White House ready to reveal identity management plans

OMB will issue a new memo on HSPD-12 in the coming weeks. Agencies are feeling more pressure to meet the secure identity card requirements. Administration is also...

By Jason Miller
Executive Editor
Federal News Radio

The Obama administration is preparing two documents to advance its vision for federal identity management.

The first is a memo from the Office of Management and Budget that will ask agencies for specifics on when they will more fully use their secure identity cards for building and computer network access.

The second is a draft strategy to secure online transactions.

Both of these documents signal how the White House wants to move services online for both federal employees and citizens. And to do this, the government must authenticate and verify identity, which would, in turn, improve cybersecurity and prevent identity theft.

These two documents would be among the first significant public statements the administration has made in the year it’s been in office.

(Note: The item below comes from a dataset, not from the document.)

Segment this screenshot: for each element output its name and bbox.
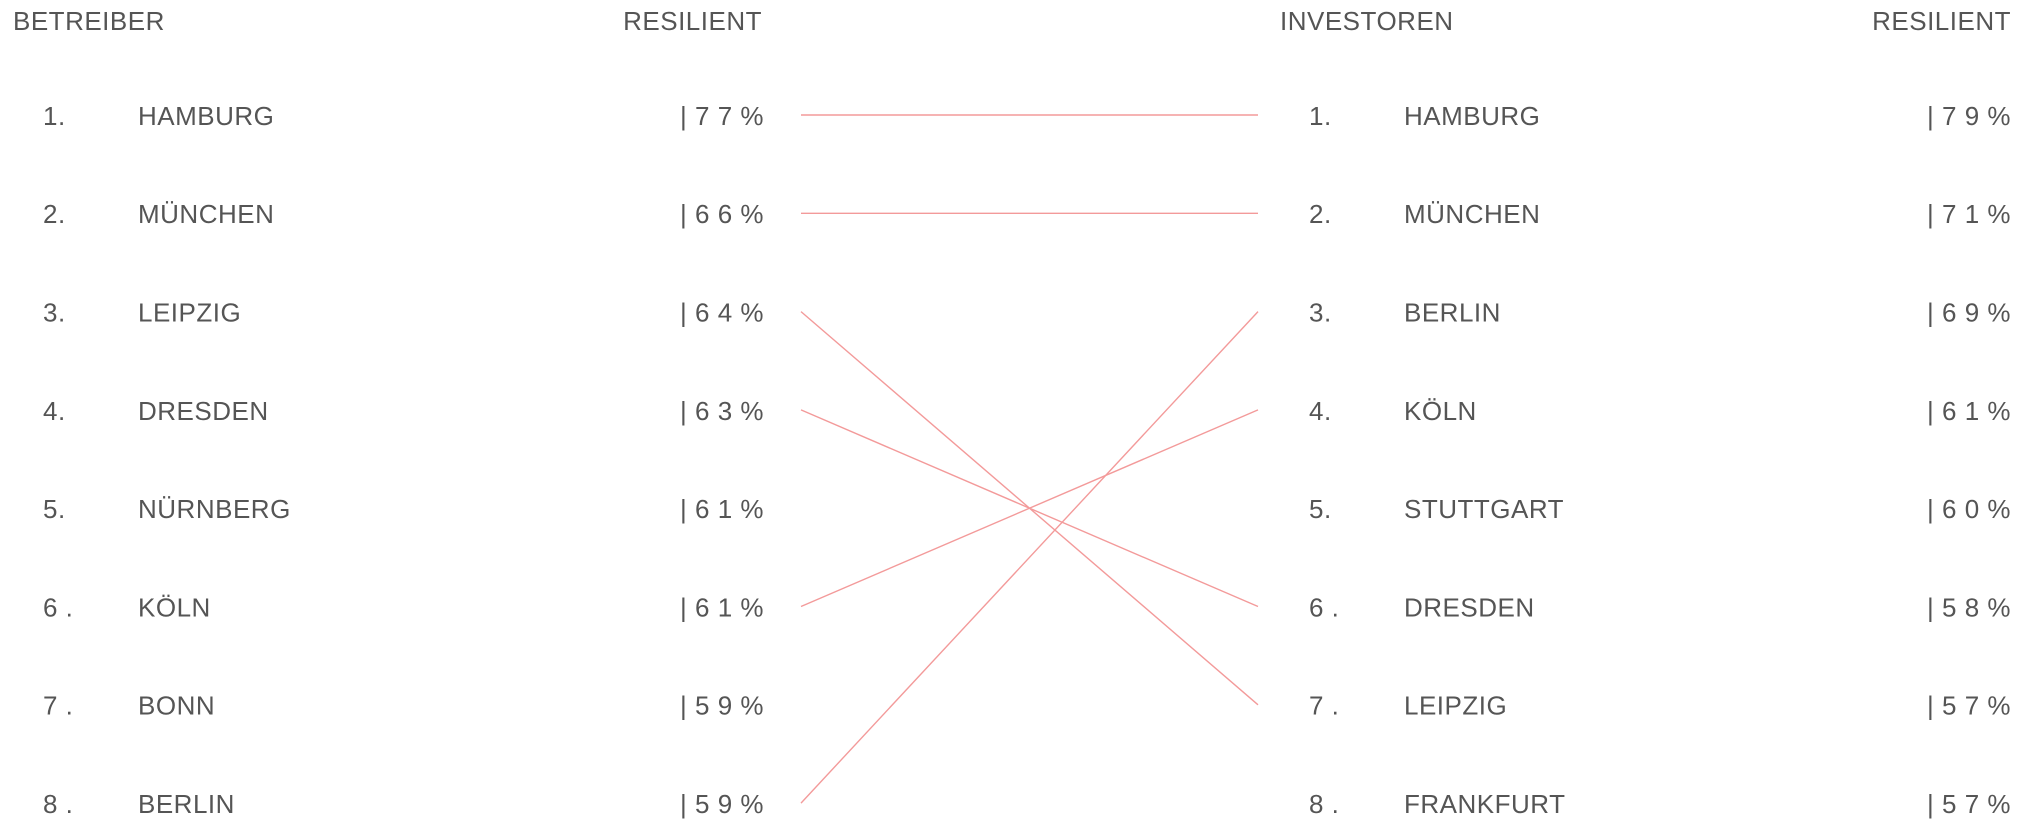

The White House mentioned the need for strong identity in the President’s cyberspace review and again in the fiscal 2011 budget request and guidance to agencies.

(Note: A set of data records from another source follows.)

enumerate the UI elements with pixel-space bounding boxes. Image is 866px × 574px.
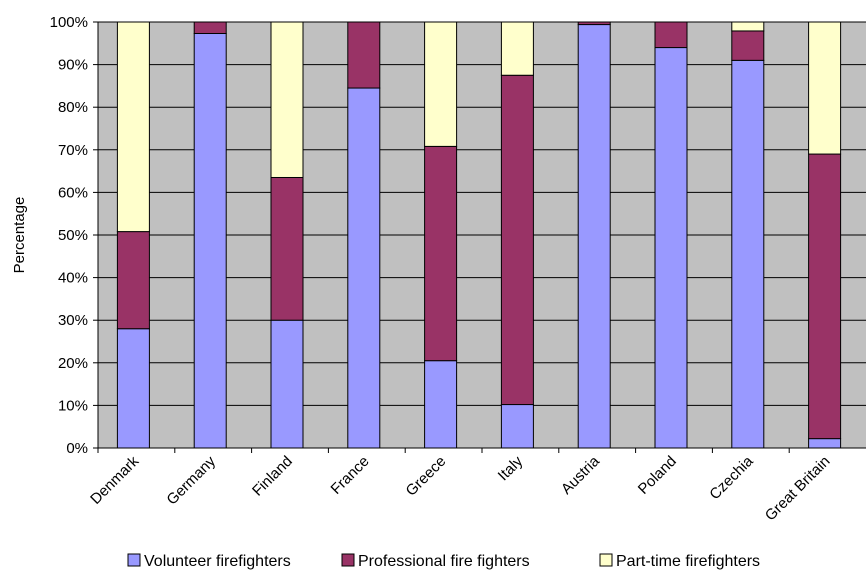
bar-segment-2 <box>347 21 381 89</box>
bar-segment-2 <box>116 231 150 330</box>
y-tick-label: 40% <box>58 270 88 287</box>
bar-segment-1 <box>116 328 150 449</box>
bar-segment-2 <box>500 74 534 406</box>
bar-segment-2 <box>424 145 458 362</box>
x-category-label: Denmark <box>87 452 142 507</box>
x-category-label: Germany <box>163 452 219 508</box>
legend-label: Professional fire fighters <box>358 553 530 570</box>
bar-segment-1 <box>577 24 611 449</box>
bars <box>116 21 842 449</box>
bar-segment-1 <box>193 33 227 449</box>
legend-label: Volunteer firefighters <box>144 553 291 570</box>
bar-segment-1 <box>808 438 842 449</box>
y-axis-title: Percentage <box>11 197 28 274</box>
y-tick-label: 80% <box>58 99 88 116</box>
x-category-label: France <box>328 453 373 498</box>
bar-segment-1 <box>731 59 765 449</box>
bar-segment-1 <box>270 319 304 449</box>
x-category-label: Finland <box>249 453 296 500</box>
x-category-label: Greece <box>403 453 450 500</box>
legend-swatch <box>341 553 355 567</box>
x-category-label: Czechia <box>706 452 757 503</box>
y-tick-label: 30% <box>58 312 88 329</box>
bar-segment-2 <box>270 176 304 321</box>
y-tick-label: 0% <box>66 440 88 457</box>
bar-segment-3 <box>116 21 150 233</box>
y-tick-label: 70% <box>58 142 88 159</box>
bar-segment-3 <box>500 21 534 76</box>
y-tick-label: 10% <box>58 397 88 414</box>
bar-segment-1 <box>654 47 688 449</box>
y-tick-label: 100% <box>50 14 88 31</box>
bar-segment-2 <box>193 21 227 35</box>
x-category-labels: Denmark Germany Finland France Greece Italy Au… <box>87 452 833 524</box>
y-tick-label: 50% <box>58 227 88 244</box>
bar-segment-1 <box>500 404 534 449</box>
legend: Volunteer firefighters Professional fire … <box>127 553 760 570</box>
y-tick-label: 90% <box>58 57 88 74</box>
x-category-label: Great Britain <box>762 453 834 525</box>
x-category-label: Italy <box>495 452 527 484</box>
legend-swatch <box>599 553 613 567</box>
bar-segment-3 <box>424 21 458 147</box>
legend-swatch <box>127 553 141 567</box>
bar-segment-2 <box>808 153 842 440</box>
x-category-label: Poland <box>635 453 680 498</box>
axes <box>93 21 866 453</box>
bar-segment-2 <box>654 21 688 49</box>
bar-segment-2 <box>577 21 611 26</box>
legend-label: Part-time firefighters <box>616 553 760 570</box>
y-tick-label: 20% <box>58 355 88 372</box>
bar-segment-3 <box>270 21 304 178</box>
x-category-label: Austria <box>558 452 603 497</box>
bar-segment-2 <box>731 30 765 61</box>
bar-segment-3 <box>808 21 842 155</box>
bar-segment-1 <box>424 360 458 449</box>
bar-segment-3 <box>731 21 765 32</box>
bar-segment-1 <box>347 87 381 449</box>
y-tick-labels: 0% 10% 20% 30% 40% 50% 60% 70% 80% 90% 100% <box>50 14 88 457</box>
y-tick-label: 60% <box>58 184 88 201</box>
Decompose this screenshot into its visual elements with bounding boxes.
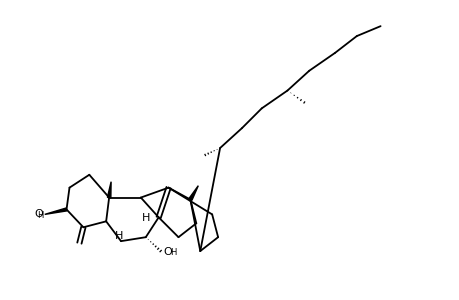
Text: O: O	[163, 247, 172, 257]
Text: H: H	[141, 213, 150, 224]
Text: H: H	[170, 248, 177, 256]
Polygon shape	[45, 208, 67, 214]
Polygon shape	[107, 182, 111, 198]
Text: O: O	[34, 209, 43, 219]
Polygon shape	[189, 186, 198, 200]
Text: H: H	[37, 211, 43, 220]
Text: H: H	[115, 231, 123, 241]
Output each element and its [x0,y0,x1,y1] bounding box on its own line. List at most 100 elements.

But it hasn’t said much else about the path forward.

“Some departments got extra passback language because they needed a little more push to get to where OMB wished them to be,” says Paul Grant, special assistant for Federated Identity Management and External Partnering in the Defense Department’s chief information officer’s office, and the co-chairman of the CIO Council’s Federal Identity, Credential and Access Management Subcommittee.

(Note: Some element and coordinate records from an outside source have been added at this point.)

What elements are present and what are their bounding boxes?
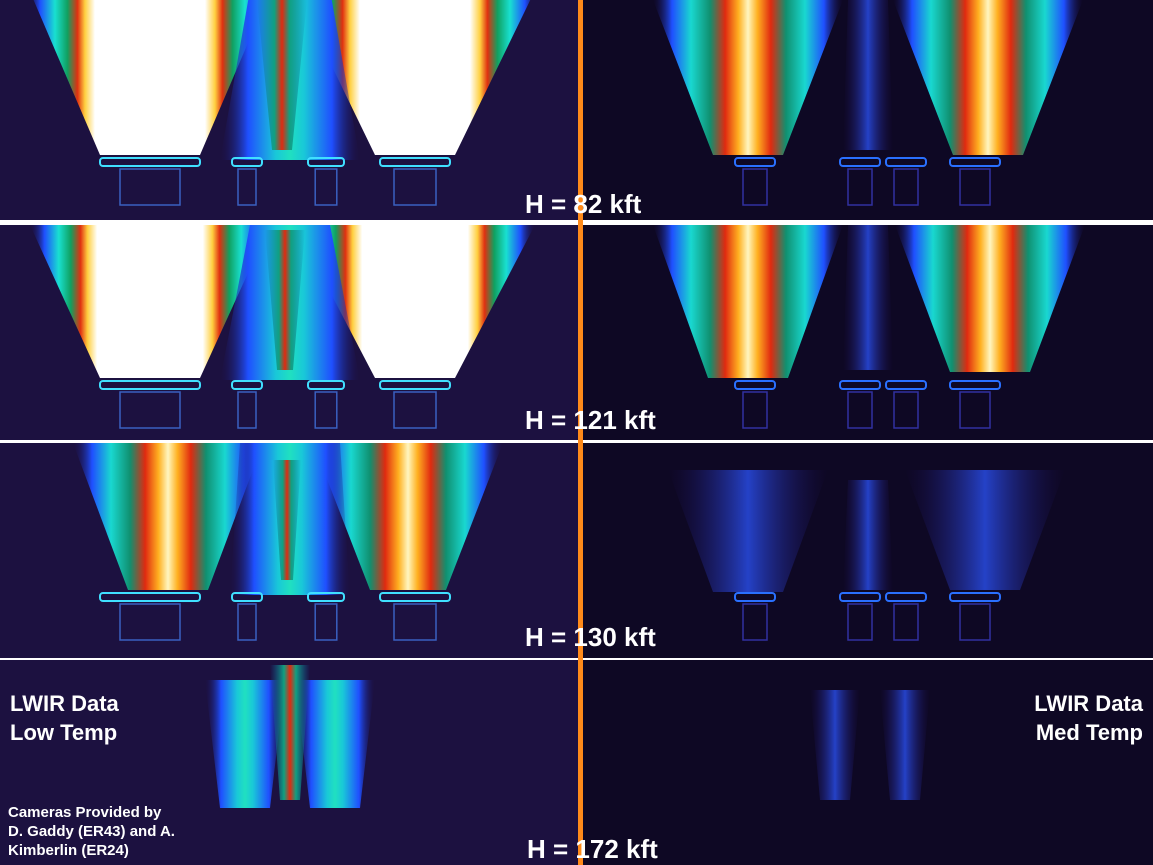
engine-body <box>119 168 181 206</box>
plume <box>257 0 307 150</box>
thermal-panel <box>583 660 1153 865</box>
engine-outline <box>307 157 345 167</box>
engine-body <box>742 391 768 429</box>
engine-body <box>237 168 257 206</box>
engine-body <box>314 391 338 429</box>
engine-body <box>893 391 919 429</box>
engine-outline <box>231 157 263 167</box>
engine-body <box>742 603 768 641</box>
panel-background <box>583 660 1153 865</box>
engine-outline <box>99 157 201 167</box>
plume <box>295 225 535 378</box>
engine-body <box>314 603 338 641</box>
plume <box>73 443 263 590</box>
plume <box>843 0 893 150</box>
engine-outline <box>379 157 451 167</box>
left-label: Low Temp <box>10 720 117 745</box>
plume <box>653 225 843 378</box>
engine-outline <box>885 380 927 390</box>
engine-body <box>893 603 919 641</box>
right-label: Med Temp <box>1036 720 1143 745</box>
engine-outline <box>379 380 451 390</box>
altitude-label: H = 82 kft <box>525 189 642 219</box>
engine-outline <box>949 380 1001 390</box>
engine-outline <box>949 157 1001 167</box>
thermal-panel <box>583 225 1153 440</box>
engine-body <box>237 603 257 641</box>
plume <box>905 470 1065 590</box>
engine-outline <box>99 592 201 602</box>
plume <box>270 665 310 800</box>
altitude-label: H = 130 kft <box>525 622 656 652</box>
plume <box>299 0 531 155</box>
engine-outline <box>231 592 263 602</box>
engine-body <box>742 168 768 206</box>
plume <box>880 690 930 800</box>
engine-body <box>893 168 919 206</box>
thermal-panel <box>0 443 578 658</box>
engine-outline <box>307 592 345 602</box>
engine-outline <box>839 592 881 602</box>
engine-body <box>119 603 181 641</box>
plume <box>843 225 893 370</box>
engine-outline <box>734 157 776 167</box>
left-label: LWIR Data <box>10 691 120 716</box>
plume <box>893 0 1083 155</box>
thermal-panel <box>583 443 1153 658</box>
engine-body <box>959 603 991 641</box>
plume <box>668 470 828 592</box>
engine-outline <box>839 157 881 167</box>
engine-body <box>237 391 257 429</box>
engine-outline <box>99 380 201 390</box>
engine-body <box>847 603 873 641</box>
thermal-panel <box>583 0 1153 220</box>
engine-outline <box>949 592 1001 602</box>
plume <box>313 443 503 590</box>
credit: Cameras Provided by <box>8 804 162 821</box>
engine-outline <box>734 380 776 390</box>
engine-outline <box>307 380 345 390</box>
thermal-panel <box>0 660 578 865</box>
engine-body <box>847 391 873 429</box>
engine-outline <box>885 157 927 167</box>
plume <box>295 680 375 808</box>
credit: D. Gaddy (ER43) and A. <box>8 823 175 840</box>
engine-body <box>959 168 991 206</box>
plume <box>810 690 860 800</box>
engine-body <box>393 168 437 206</box>
plume <box>265 230 305 370</box>
plume <box>205 680 285 808</box>
engine-body <box>119 391 181 429</box>
engine-outline <box>839 380 881 390</box>
plume <box>653 0 843 155</box>
plume <box>30 225 270 378</box>
engine-outline <box>885 592 927 602</box>
thermal-panel <box>0 225 578 440</box>
plume <box>843 480 893 590</box>
engine-body <box>314 168 338 206</box>
engine-body <box>393 603 437 641</box>
engine-body <box>847 168 873 206</box>
altitude-label: H = 172 kft <box>527 834 658 864</box>
engine-outline <box>379 592 451 602</box>
engine-outline <box>734 592 776 602</box>
plume <box>33 0 267 155</box>
engine-outline <box>231 380 263 390</box>
plume <box>273 460 301 580</box>
engine-body <box>393 391 437 429</box>
plume <box>895 225 1085 372</box>
divider-line <box>578 0 583 865</box>
credit: Kimberlin (ER24) <box>8 842 129 859</box>
altitude-label: H = 121 kft <box>525 405 656 435</box>
engine-body <box>959 391 991 429</box>
thermal-panel <box>0 0 578 220</box>
right-label: LWIR Data <box>1034 691 1144 716</box>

Grant spoke Thursday at the Interagency Smart Card Advisory Board meeting in Washington.

He says the upcoming memo on using secure identity cards under Homeland Security Presidential Directive 12 follows the more general passback language that every agency received.

“In my case, DoD will write an identity, credential and access management transition plan documenting efforts to identify ICAM management activities and submit it back to OMB,” Grant says. “They are pretty serious. The guidance is in draft and we’ve seen a draft of the template OMB wishes to use to track agency progress.”

The memo is expected to be finalized in the next few weeks.

Sources say the memo also will address HSPD-12, similar to the requirements in the budget passback guidance.

This memo comes on the heels of OMB increasing pressure on agencies to meet HSPD-12 requirements.

One source, who requested anonymity because they were not approved to talk about this issue, says federal CIO Vivek Kundra held TechStat sessions with the Transportation and Veterans Affairs Departments and the Small Business Administration about their poor progress in issuing secure identity cards to employees and contractors.

TechStat sessions are used to help fix problematic projects.

As of the latest numbers from OMB from January, DOT has issued cards to only 31 percent of all contractors and employees who need them, SBA is at 23 percent and VA is at 6 percent.

The source says other sessions are expected for agencies who also are not meeting OMB’s HSPD-12 requirements, such as the Homeland Security Department (7 percent), Justice (19 percent) and Interior (50 percent).

Meanwhile, the White House’s cybersecurity coordinator’s office is circulating a partial draft of the Strategy to Secure Online Transactions.

Sources say Mike Butler has been on detail from the National Institute of Standards and Technology for the past few months to help lead this effort with Tom Lockwood from DHS.

Grant says the White House hopes to finalize the drafts strategy by April 23.

“Most of the things in there are dealing with pre-supposed strong credentialing, strong identity proofing and vetting,” he says. “It’s going to be a very high level document because it is 25 pages of national strategy. It’s hinged strongly upon the ICAM strategy.”

Aside from these two documents, there are several other identity management initiatives that agencies are teeing up.

Federal PKI Certificate Policy Working Group is reviewing a new set of criteria for non-federal entities to provide secure credentials or certificates as part of the Personnel Identity Verification-Interoperable (PIV-I) standard.

Grant says these companies, such as VeriSign, Entrust, ORC and even Citibank, would need to pick up the extra requirements of the PIV-I, which requires strong identity proofing and vetting of an individual.

“This would be another cross-certification for the Federal PKI bridge,” he says. “We expect the citizenry initially to be at the lower assurance levels because they do not have high assurance credentials and many of the smaller companies. But the people who have large volumes of either privacy or sensitive information to do business with us or among themselves must have the stronger credentials not to violate law or federal regulations.”

The Defense Department, the Committee on National Security Systems (CNSS) and the CIO Council also are working on strong identity credentials for classified systems.

Grant says DoD once considered using the HSPD-12 card to access secret networks, but decided on a different approach.

Now CNSS and the CIO Council are developing a new standard based on the ICAM work. Grant says CNSS wants to just fill in the gaps between the ICAM standard and the needs of the national security audience.

Grant says DoD expects to begin a proof of concept with a new card for logical secret network access later this year, and eventually the card could be used for top secret and beyond.

“The idea is this would be a separate card with DoD taking the leading initially, but to become the CNSS card for all classified systems across the executive branch under the authority of the CNSS,” he says. “It would be a different card than the PIV. All employees would have a PIV, but not all employees would have this second card.”

Grant also says the legislative and judicial branches have voluntarily agreed to follow the HSPD-12 standards for physical and computer network access.